Hingga kelak terwujudnya kemerdekaan bagi negara itu dengan bantuan dari banyak negara sahabat, termasuk Indonesia. "Sampai terwujudlah sebuah kemenangan, (satu diantaranya) dengan bantuan dari rakyat rakyat Indonesia," kata al Shun. Ia pun mengucapkan terima kasih dan apresiasinya terhadap bantuan dan dukungan yang telah diberikan negara sahabat.

Menurutnya, dukungan tersebut merupakan pemicu semangat bagi rakyat Palestina dalam memperjuangkan kemerdekaannya. "Kami sangat berterima kasih dengan bantuan bantuan yang telah diberikan dan kami sangat mengapresiasi bantuan bantuan yang akan terus mendukung kemerdekaan Palestina," kata al Shun. Pernyataan tersebut ia sampaikan untuk menanggapi agenda yang disiapkan AS yang juga dikenal sebagai Deal of the Century atau Kesepakatan Abad Ini yang dihelat di Manama, Bahrain pada 26 26 Juni 2019.

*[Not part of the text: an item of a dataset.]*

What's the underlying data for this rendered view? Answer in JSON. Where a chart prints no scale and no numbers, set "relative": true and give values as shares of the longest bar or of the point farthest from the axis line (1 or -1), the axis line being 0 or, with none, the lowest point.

Al Shun menjelaskan, akan ada banyak proyek yang akan dikerjakan AS di tanah kelahirannya itu, karena konferensi tersebut diklaim akan meningkatkan perekonomian Palestina. Namun Pemerintah Palestina tidak melihat hal tersebut sebagai ketulusan, karena menurut Palestina, hanya pengusaha real estate AS saja yang akan mengambil keuntungan dari hasil rekomendasi konferensi itu. "Berbagai proyek besar (di tanah) Palestina, bagaimana bisa tidak dihadiri (Palestina)?, sedangkan mereka yang akan menjalankannya," kata al Shun.

Sebagai bentuk penolakan, pemerintah Palestina pun tidak mengirimkan delegasinya dalam pertemuan tersebut. Menurut al Shun, yang diinginkan Palestina hanyalah kemerdekaan. Pemerintah Palestina secara tegas memboikot Konferensi ekonomi yang diinisiasi Amerika Serikat (AS) yang digelar di Manama, Bahrain, 25 26 Juni 2019.

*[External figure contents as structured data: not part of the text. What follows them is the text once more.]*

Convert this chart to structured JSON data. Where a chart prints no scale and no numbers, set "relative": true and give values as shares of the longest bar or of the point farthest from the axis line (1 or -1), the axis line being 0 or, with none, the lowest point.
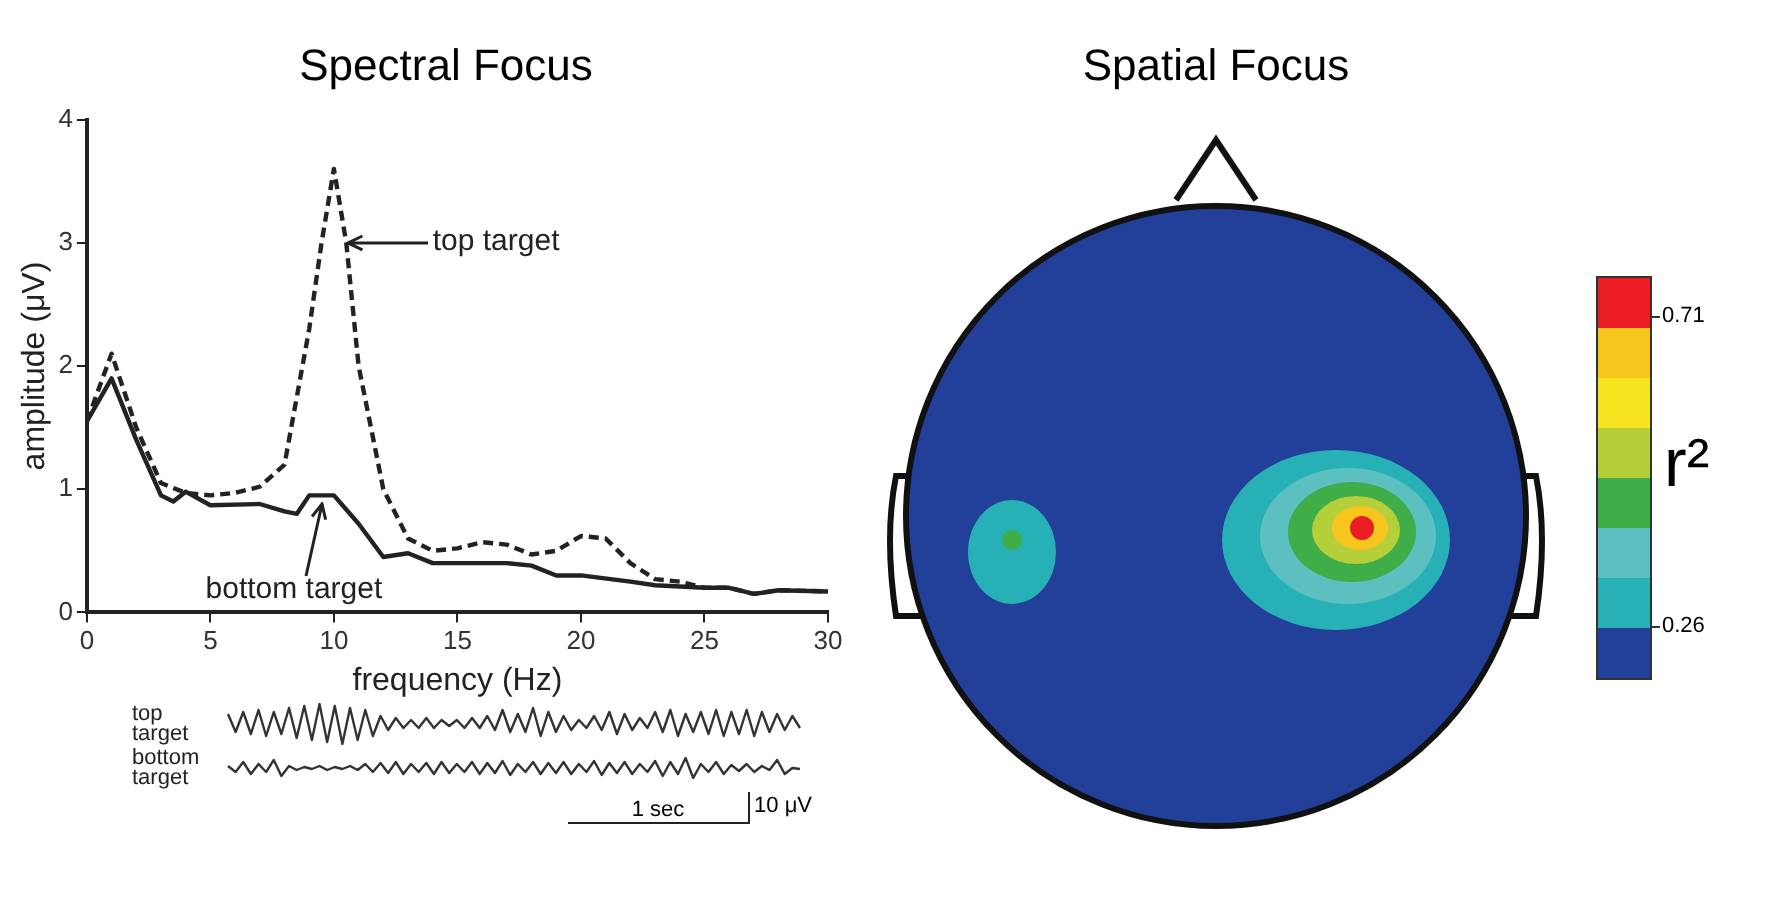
{
  "chart_data": [
    {
      "type": "line",
      "title": "Spectral Focus",
      "xlabel": "frequency (Hz)",
      "ylabel": "amplitude (μV)",
      "xlim": [
        0,
        30
      ],
      "ylim": [
        0,
        4
      ],
      "xticks": [
        0,
        5,
        10,
        15,
        20,
        25,
        30
      ],
      "yticks": [
        0,
        1,
        2,
        3,
        4
      ],
      "grid": false,
      "legend": false,
      "marker": "none",
      "series": [
        {
          "color": "#222222",
          "line_style": "dashed",
          "x": [
            0,
            1,
            2,
            3,
            4,
            5,
            6,
            7,
            8,
            9,
            9.5,
            10,
            10.5,
            11,
            12,
            13,
            14,
            15,
            16,
            17,
            18,
            19,
            20,
            21,
            22,
            23,
            24,
            25,
            26,
            27,
            28,
            30
          ],
          "values": [
            1.55,
            2.1,
            1.5,
            1.05,
            0.97,
            0.95,
            0.97,
            1.02,
            1.2,
            2.3,
            3.0,
            3.6,
            3.0,
            2.0,
            1.0,
            0.6,
            0.5,
            0.52,
            0.57,
            0.55,
            0.47,
            0.5,
            0.62,
            0.6,
            0.4,
            0.27,
            0.25,
            0.2,
            0.2,
            0.15,
            0.18,
            0.17
          ]
        },
        {
          "color": "#222222",
          "line_style": "solid",
          "x": [
            0,
            1,
            2,
            3,
            3.5,
            4,
            5,
            7,
            8,
            8.5,
            9,
            10,
            11,
            12,
            13,
            14,
            17,
            18,
            19,
            20,
            22,
            23,
            25,
            26,
            27,
            28,
            30
          ],
          "values": [
            1.55,
            1.9,
            1.4,
            0.95,
            0.9,
            0.98,
            0.87,
            0.88,
            0.82,
            0.8,
            0.95,
            0.95,
            0.72,
            0.45,
            0.48,
            0.4,
            0.4,
            0.38,
            0.3,
            0.3,
            0.25,
            0.22,
            0.2,
            0.2,
            0.15,
            0.18,
            0.17
          ]
        }
      ],
      "annotations": [
        {
          "text": "top target",
          "x": 10.6,
          "y": 3.0
        },
        {
          "text": "bottom target",
          "x": 9.5,
          "y": 0.88
        }
      ]
    },
    {
      "type": "line",
      "relative": true,
      "legend": false,
      "marker": "none",
      "categories": [
        null,
        null,
        null,
        null,
        null,
        null,
        null,
        null,
        null,
        null,
        null,
        null,
        null,
        null,
        null,
        null,
        null,
        null,
        null,
        null,
        null,
        null,
        null,
        null,
        null,
        null,
        null,
        null,
        null,
        null,
        null,
        null,
        null,
        null,
        null,
        null,
        null,
        null,
        null,
        null,
        null,
        null,
        null,
        null,
        null,
        null,
        null,
        null,
        null,
        null,
        null,
        null,
        null,
        null,
        null,
        null,
        null,
        null,
        null,
        null,
        null,
        null,
        null,
        null,
        null,
        null,
        null,
        null,
        null,
        null,
        null,
        null,
        null,
        null,
        null,
        null
      ],
      "series": [
        {
          "name": "top target",
          "color": "#333333",
          "values": [
            0.75,
            0.3,
            0.8,
            0.25,
            0.85,
            0.2,
            0.8,
            0.25,
            0.9,
            0.15,
            0.95,
            0.1,
            1,
            0.05,
            0.95,
            0,
            0.9,
            0.1,
            0.85,
            0.2,
            0.7,
            0.35,
            0.65,
            0.4,
            0.6,
            0.4,
            0.65,
            0.4,
            0.6,
            0.45,
            0.6,
            0.4,
            0.65,
            0.4,
            0.7,
            0.35,
            0.85,
            0.3,
            0.75,
            0.3,
            0.9,
            0.2,
            0.8,
            0.3,
            0.7,
            0.35,
            0.6,
            0.4,
            0.7,
            0.35,
            0.8,
            0.25,
            0.75,
            0.35,
            0.65,
            0.4,
            0.8,
            0.3,
            0.85,
            0.2,
            0.75,
            0.3,
            0.8,
            0.25,
            0.85,
            0.2,
            0.8,
            0.25,
            0.85,
            0.2,
            0.8,
            0.3,
            0.75,
            0.35,
            0.7,
            0.4
          ]
        }
      ]
    },
    {
      "type": "line",
      "relative": true,
      "legend": false,
      "marker": "none",
      "categories": [
        null,
        null,
        null,
        null,
        null,
        null,
        null,
        null,
        null,
        null,
        null,
        null,
        null,
        null,
        null,
        null,
        null,
        null,
        null,
        null,
        null,
        null,
        null,
        null,
        null,
        null,
        null,
        null,
        null,
        null,
        null,
        null,
        null,
        null,
        null,
        null,
        null,
        null,
        null,
        null,
        null,
        null,
        null,
        null,
        null,
        null,
        null,
        null,
        null,
        null,
        null,
        null,
        null,
        null,
        null,
        null,
        null,
        null,
        null,
        null,
        null,
        null,
        null,
        null,
        null,
        null,
        null,
        null,
        null,
        null,
        null,
        null,
        null,
        null,
        null,
        null
      ],
      "series": [
        {
          "name": "bottom target",
          "color": "#333333",
          "values": [
            0.6,
            0.3,
            0.8,
            0.2,
            0.7,
            0.3,
            0.9,
            0.1,
            0.6,
            0.4,
            0.55,
            0.45,
            0.6,
            0.4,
            0.55,
            0.45,
            0.6,
            0.4,
            0.7,
            0.3,
            0.75,
            0.25,
            0.8,
            0.2,
            0.7,
            0.3,
            0.75,
            0.2,
            0.8,
            0.25,
            0.7,
            0.3,
            0.8,
            0.2,
            0.75,
            0.25,
            0.85,
            0.15,
            0.7,
            0.3,
            0.8,
            0.2,
            0.75,
            0.25,
            0.8,
            0.2,
            0.7,
            0.3,
            0.85,
            0.15,
            0.75,
            0.25,
            0.8,
            0.2,
            0.7,
            0.3,
            0.85,
            0.1,
            0.8,
            0.2,
            1,
            0,
            0.7,
            0.3,
            0.8,
            0.2,
            0.65,
            0.35,
            0.7,
            0.3,
            0.6,
            0.4,
            0.9,
            0.2,
            0.5,
            0.45
          ]
        }
      ],
      "annotations": [
        "1 sec",
        "10 μV"
      ]
    },
    {
      "type": "other",
      "title": "Spatial Focus",
      "clabel": "r²",
      "annotations": [
        "0.71",
        "0.26"
      ],
      "colors": [
        "#22409a",
        "#27b0b5",
        "#5cc0c0",
        "#3fae49",
        "#b5cf3a",
        "#f6e51e",
        "#f6c51e",
        "#ec1c24"
      ]
    }
  ]
}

Pernyataan tersebut disampaikan Duta Besar Palestina untuk Indonesia Zuhair al Shun. Ia mengatakan pemerintah Palestina tidak melihat adanya hal yang membawa kebaikan bagi rakyat Palestina dalam konferensi yang dikenal sebagai 'Deal of the Century atau Kesepakatan Abad Ini'. Konferensi tersebut dianggap sebagai langkah strategis AS dalam melancarkan agenda liciknya di tanah Palestina.

Terutama agenda yang memberikan keuntungan bagi para pengusaha real estate AS. "Konferensi ini adalah bagian dari langkah Amerika untuk bermain licik di tanah Palestina," ujar al Shun, di Kedutaan Besar Palestina, Menteng, Jakarta Pusat, Rabu (26/6/2019). Karena itu, pemerintah Palestina pun memutuskan tidak mengirimkan delegasi mereka dalam konferensi tersebut.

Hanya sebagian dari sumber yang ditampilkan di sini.